Ruby Roth, 29, the author of Why We Don't Eat Animals, has sparked debate with her latest release, Vegan is Love, among those who question the benefits of a vegan lifestyle to a growing child.
Though the book, that launches on April 24, also tackles subjects such as clothing, animal testing and the use of animals for entertainment purposes, the real controversy surrounds the chapters about food.
With a cover adorned by cute, friendly looking beasts of the jungle and forest, Vegan is Love simplifies a potentially dangerous subject for young kids, some say.
A Kirkus review described the illustrations as 'colorful, stylized paintings' that 'vary in subject matter, from cheerful organic farms to starving children, wounded animals and raw meat', and noted that the content may be preferred by parents as material for older children.
'It could easily scare a young child into eating vegan, and, without proper guidance, that child could become malnourished.'
But while many like her may wonder how a child could possibly receive all the proteins and vitamins they need from such a restrictive diet, veganism does not eliminate any of the key nutrients necessary for development.
According to the Academy of Nutrition and Dietetics, a well-planned vegan diet not only delivers the requisite nutrients but it can also provide health benefits that aid the prevention and treatment of disease.
Author: Ruby Roth wants to help heal the planet by living a vegan life
TODAY's own dietary expert Joy Bauer agrees that if a well-organised vegan eating plan includes B12 and vitamin D as well as iron, calcium, zinc and protein, there is no reason a child's growth should be threatened.
To do this, she says, vegan mothers who are breastfeeding should look to fortified soy milk as their source of B12, and once weaned, infants can also drink the same.
In fact, she expanded: 'Vegan diets provide all the nutrition you need to fuel your growing child and typically contain higher amounts of the "good stuff" - vegetables, fruits, beans, lentils, nuts, seeds, etc. - than the standard American diet.'
The only risk, she explained, is that as kids get older and begin to have more control over what they eat they tend towards the starchier foods rather than the protein rich foods like beans, lentils, edamame, nuts and seeds.

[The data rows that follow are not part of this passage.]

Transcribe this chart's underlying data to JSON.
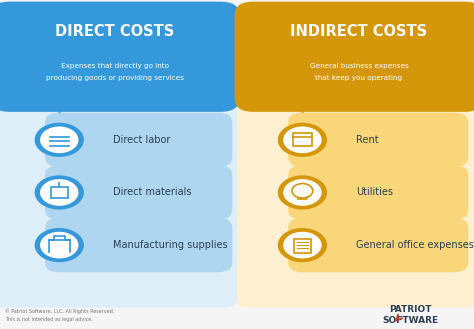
{
  "bg_color": "#f5f5f5",
  "left_bg": "#ddeef8",
  "right_bg": "#fdf0d0",
  "left_header_color": "#3498db",
  "right_header_color": "#d4970a",
  "left_bar_color": "#aed6f1",
  "right_bar_color": "#f9d67a",
  "left_circle_edge": "#3498db",
  "right_circle_edge": "#d4970a",
  "left_title": "DIRECT COSTS",
  "right_title": "INDIRECT COSTS",
  "left_subtitle_1": "Expenses that directly go into",
  "left_subtitle_2": "producing goods or providing services",
  "right_subtitle_1": "General business expenses",
  "right_subtitle_2": "that keep you operating",
  "left_items": [
    "Direct labor",
    "Direct materials",
    "Manufacturing supplies"
  ],
  "right_items": [
    "Rent",
    "Utilities",
    "General office expenses"
  ],
  "footer_left_1": "© Patriot Software, LLC. All Rights Reserved.",
  "footer_left_2": "This is not intended as legal advice.",
  "footer_right_1": "PATRIOT",
  "footer_right_2": "SOFTWARE"
}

For her part, Ms Roth's mission transcends the pros and cons of a nutritional plan. In a video trailer for the forthcoming Vegan is Love, she states: 'If we want to move towards an era of solutions where the planet is healing, people are fed and healthy, there is good in the way we do business and a reverence in the world for all living things, then all we have to is live that life ourselves.'
She adds: 'This is a kid's book of simple ideas but at its core it's really about democracy, supply and demand and engaging ourselves in the public realm.'
Haven't seen the book yet but I applaud Ruby for putting it out there with such apparent forthrightness and creativity. We've met her and she is doing terrific work in getting the vegan message into the mainstream.

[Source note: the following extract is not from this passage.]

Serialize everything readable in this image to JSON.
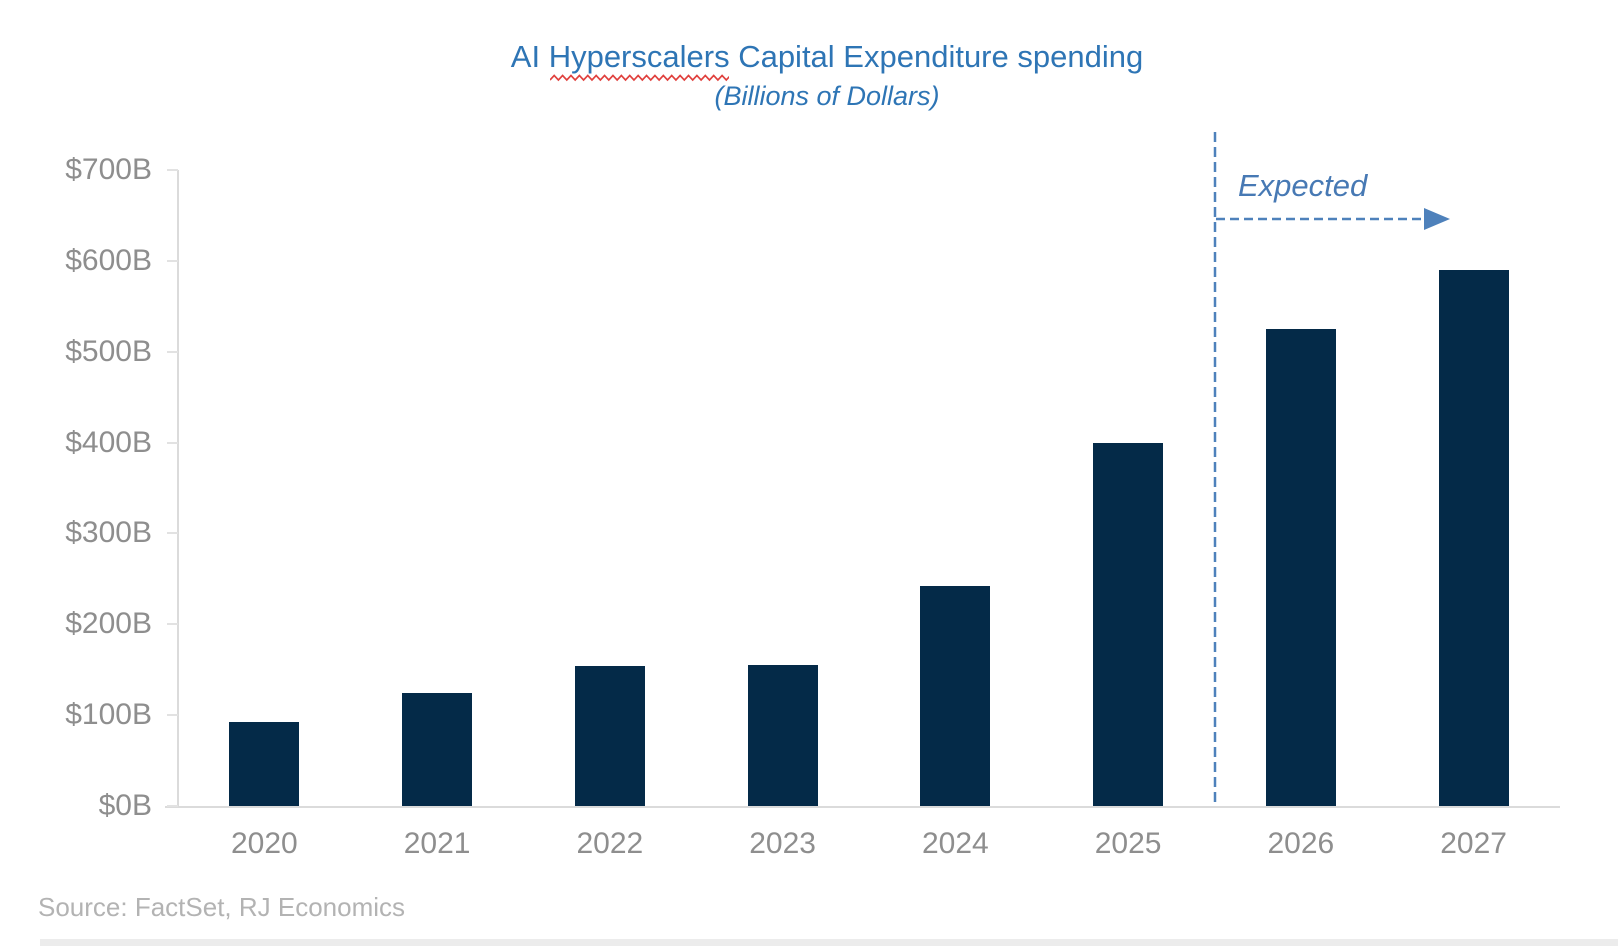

Exactly - as I point out in The World Peace Diet, while nutritionists say that vegans are are at risk for deficiency in 3 nutrients (Vit. B-12, calcium, and iodine), they also point out that people eating the Standard American Diet are at risk for deficiency in 7 nutrients (Calcium, iodine, folate, magnesium, fiber, Vitamin C, Vitamin E) -- but where's all the warnings for them???

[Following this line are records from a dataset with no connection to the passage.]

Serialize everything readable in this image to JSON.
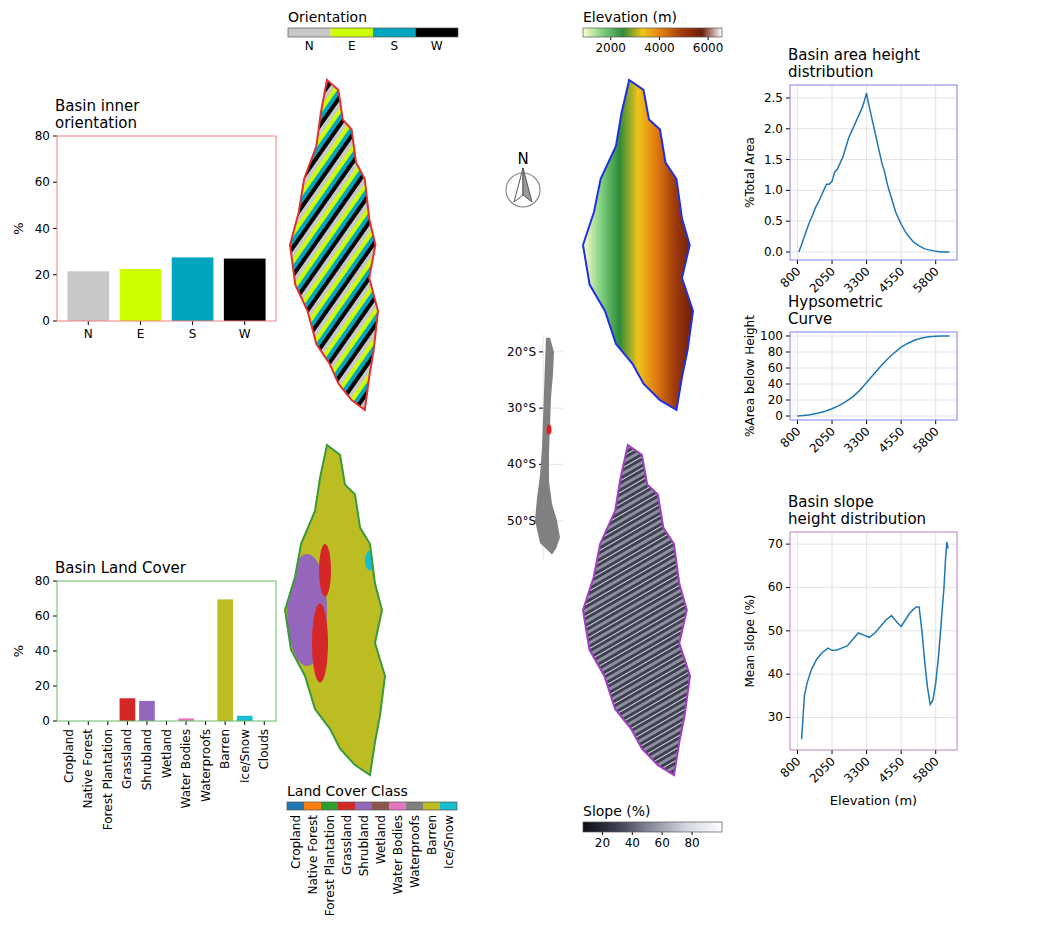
{
  "chart_data": [
    {
      "type": "bar",
      "title": "Basin inner orientation",
      "ylabel": "%",
      "categories": [
        "N",
        "E",
        "S",
        "W"
      ],
      "values": [
        21.5,
        22.5,
        27.5,
        27
      ],
      "colors": [
        "#c8c8c8",
        "#ccff00",
        "#00a6c0",
        "#000000"
      ],
      "ylim": [
        0,
        80
      ],
      "yticks": [
        0,
        20,
        40,
        60,
        80
      ]
    },
    {
      "type": "bar",
      "title": "Basin Land Cover",
      "ylabel": "%",
      "categories": [
        "Cropland",
        "Native Forest",
        "Forest Plantation",
        "Grassland",
        "Shrubland",
        "Wetland",
        "Water Bodies",
        "Waterproofs",
        "Barren",
        "Ice/Snow",
        "Clouds"
      ],
      "values": [
        0,
        0,
        0,
        13,
        11.5,
        0,
        1.5,
        0,
        69.5,
        3,
        0
      ],
      "colors": [
        "#1f77b4",
        "#ff7f0e",
        "#2ca02c",
        "#d62728",
        "#9467bd",
        "#8c564b",
        "#e377c2",
        "#7f7f7f",
        "#bcbd22",
        "#17becf",
        "#aec7e8"
      ],
      "ylim": [
        0,
        80
      ],
      "yticks": [
        0,
        20,
        40,
        60,
        80
      ]
    },
    {
      "type": "map",
      "title": "Orientation",
      "categories": [
        "N",
        "E",
        "S",
        "W"
      ],
      "colors": [
        "#c8c8c8",
        "#ccff00",
        "#00a6c0",
        "#000000"
      ]
    },
    {
      "type": "map",
      "title": "Land Cover Class",
      "categories": [
        "Cropland",
        "Native Forest",
        "Forest Plantation",
        "Grassland",
        "Shrubland",
        "Wetland",
        "Water Bodies",
        "Waterproofs",
        "Barren",
        "Ice/Snow"
      ],
      "colors": [
        "#1f77b4",
        "#ff7f0e",
        "#2ca02c",
        "#d62728",
        "#9467bd",
        "#8c564b",
        "#e377c2",
        "#7f7f7f",
        "#bcbd22",
        "#17becf"
      ]
    },
    {
      "type": "map",
      "title": "Elevation (m)",
      "colorbar_range": [
        860,
        6570
      ],
      "colorbar_ticks": [
        2000,
        4000,
        6000
      ],
      "colors": [
        "#ffffcc",
        "#7fd07f",
        "#2e8b3a",
        "#f0c419",
        "#e07a10",
        "#a03b0c",
        "#6b1d0a",
        "#ffffff"
      ]
    },
    {
      "type": "map",
      "title": "Slope (%)",
      "colorbar_range": [
        7,
        100
      ],
      "colorbar_ticks": [
        20,
        40,
        60,
        80
      ],
      "colors": [
        "#0c0c14",
        "#3f4050",
        "#8d8fa0",
        "#d5d7e0",
        "#ffffff"
      ]
    },
    {
      "type": "map",
      "ylim": [
        -17,
        -57
      ],
      "yticks": [
        {
          "value": -20,
          "label": "20°S"
        },
        {
          "value": -30,
          "label": "30°S"
        },
        {
          "value": -40,
          "label": "40°S"
        },
        {
          "value": -50,
          "label": "50°S"
        }
      ],
      "annotations": [
        "N"
      ]
    },
    {
      "type": "line",
      "title": "Basin area height distribution",
      "ylabel": "%Total Area",
      "color": "#1f77b4",
      "grid": true,
      "x": [
        850,
        950,
        1050,
        1150,
        1250,
        1350,
        1450,
        1550,
        1650,
        1750,
        1850,
        1950,
        2050,
        2150,
        2250,
        2350,
        2450,
        2550,
        2650,
        2750,
        2850,
        2950,
        3050,
        3150,
        3250,
        3300,
        3350,
        3450,
        3550,
        3650,
        3750,
        3850,
        3950,
        4050,
        4150,
        4250,
        4350,
        4450,
        4550,
        4700,
        4850,
        5000,
        5200,
        5400,
        5600,
        5800,
        6000,
        6200,
        6300
      ],
      "values": [
        0.0,
        0.12,
        0.25,
        0.38,
        0.5,
        0.6,
        0.72,
        0.8,
        0.9,
        1.0,
        1.1,
        1.1,
        1.15,
        1.3,
        1.35,
        1.45,
        1.55,
        1.7,
        1.85,
        1.95,
        2.05,
        2.15,
        2.25,
        2.35,
        2.5,
        2.58,
        2.45,
        2.25,
        2.05,
        1.85,
        1.65,
        1.45,
        1.3,
        1.1,
        0.95,
        0.8,
        0.65,
        0.55,
        0.45,
        0.33,
        0.24,
        0.16,
        0.1,
        0.05,
        0.03,
        0.01,
        0.0,
        0.0,
        0.0
      ],
      "xlim": [
        530,
        6570
      ],
      "xticks": [
        800,
        2050,
        3300,
        4550,
        5800
      ],
      "ylim": [
        -0.13,
        2.71
      ],
      "yticks": [
        {
          "value": 0,
          "label": "0.0"
        },
        0.5,
        {
          "value": 1,
          "label": "1.0"
        },
        1.5,
        {
          "value": 2,
          "label": "2.0"
        },
        2.5
      ]
    },
    {
      "type": "line",
      "title": "Hypsometric Curve",
      "ylabel": "%Area below Height",
      "color": "#1f77b4",
      "grid": true,
      "x": [
        800,
        1000,
        1200,
        1400,
        1600,
        1800,
        2050,
        2300,
        2550,
        2800,
        3050,
        3300,
        3550,
        3800,
        4050,
        4300,
        4550,
        4800,
        5050,
        5300,
        5550,
        5800,
        6050,
        6300
      ],
      "values": [
        0,
        0.5,
        1.2,
        2.5,
        4,
        6,
        9,
        13,
        18,
        24,
        32,
        42,
        52,
        62,
        71,
        79,
        86,
        91,
        95,
        97.5,
        99,
        99.6,
        99.9,
        100
      ],
      "xlim": [
        530,
        6570
      ],
      "xticks": [
        800,
        2050,
        3300,
        4550,
        5800
      ],
      "ylim": [
        -5,
        105
      ],
      "yticks": [
        0,
        20,
        40,
        60,
        80,
        100
      ]
    },
    {
      "type": "line",
      "title": "Basin slope height distribution",
      "ylabel": "Mean slope (%)",
      "xlabel": "Elevation (m)",
      "color": "#1f77b4",
      "grid": true,
      "x": [
        950,
        1000,
        1050,
        1150,
        1300,
        1500,
        1700,
        1900,
        2050,
        2200,
        2400,
        2600,
        2800,
        3000,
        3200,
        3400,
        3600,
        3800,
        4000,
        4200,
        4400,
        4550,
        4700,
        4850,
        5000,
        5100,
        5200,
        5300,
        5400,
        5500,
        5600,
        5700,
        5800,
        5900,
        6000,
        6100,
        6150,
        6200,
        6250
      ],
      "values": [
        25,
        30,
        35,
        38,
        41,
        43.5,
        45,
        46,
        45.5,
        45.5,
        46,
        46.5,
        48,
        49.5,
        49,
        48.5,
        49.5,
        51,
        52.5,
        53.5,
        52,
        51,
        52.5,
        54,
        55,
        55.5,
        55.5,
        50,
        43,
        37,
        33,
        34,
        38,
        44,
        52,
        60,
        66,
        70.5,
        69
      ],
      "xlim": [
        530,
        6570
      ],
      "xticks": [
        800,
        2050,
        3300,
        4550,
        5800
      ],
      "ylim": [
        22.5,
        72.8
      ],
      "yticks": [
        30,
        40,
        50,
        60,
        70
      ]
    }
  ]
}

Thanks for making me aware of this book! Too bad the release date is my niece's birthday or I would have bought her a copy. The coverage is pretty dismal, isn't it? Do the articles even state the target age group?
I think the phrase "well planned" keeps getting quoted because it's an important part of the official dietitians' position paper that mentions veganism. The original intent behind the position paper wasn't to suggest that vegan diets need better planning than other diets--just that the dietitians weren't recklessly condoning a diet of potato chips and lettuce leaves. The implication definitely is that all diets need to be well planned, and vegan diets are no exception. Unfortunately people have chosen to read in a negative message.
Its good the article ends with the quote from Ruby as many articles or media coverage start the other way round when referring to veganism so end with the negative.
For the dailymail its not the worst article I've seen regarding veganism but of course its not perfect also and created to stir some debate and argument as to the contents and context of veganism in society.
Without seeing or reading the book its hard to give a complete comment but there are positives in the article and I'll take that when some I've seen lately have been totally negative on every level.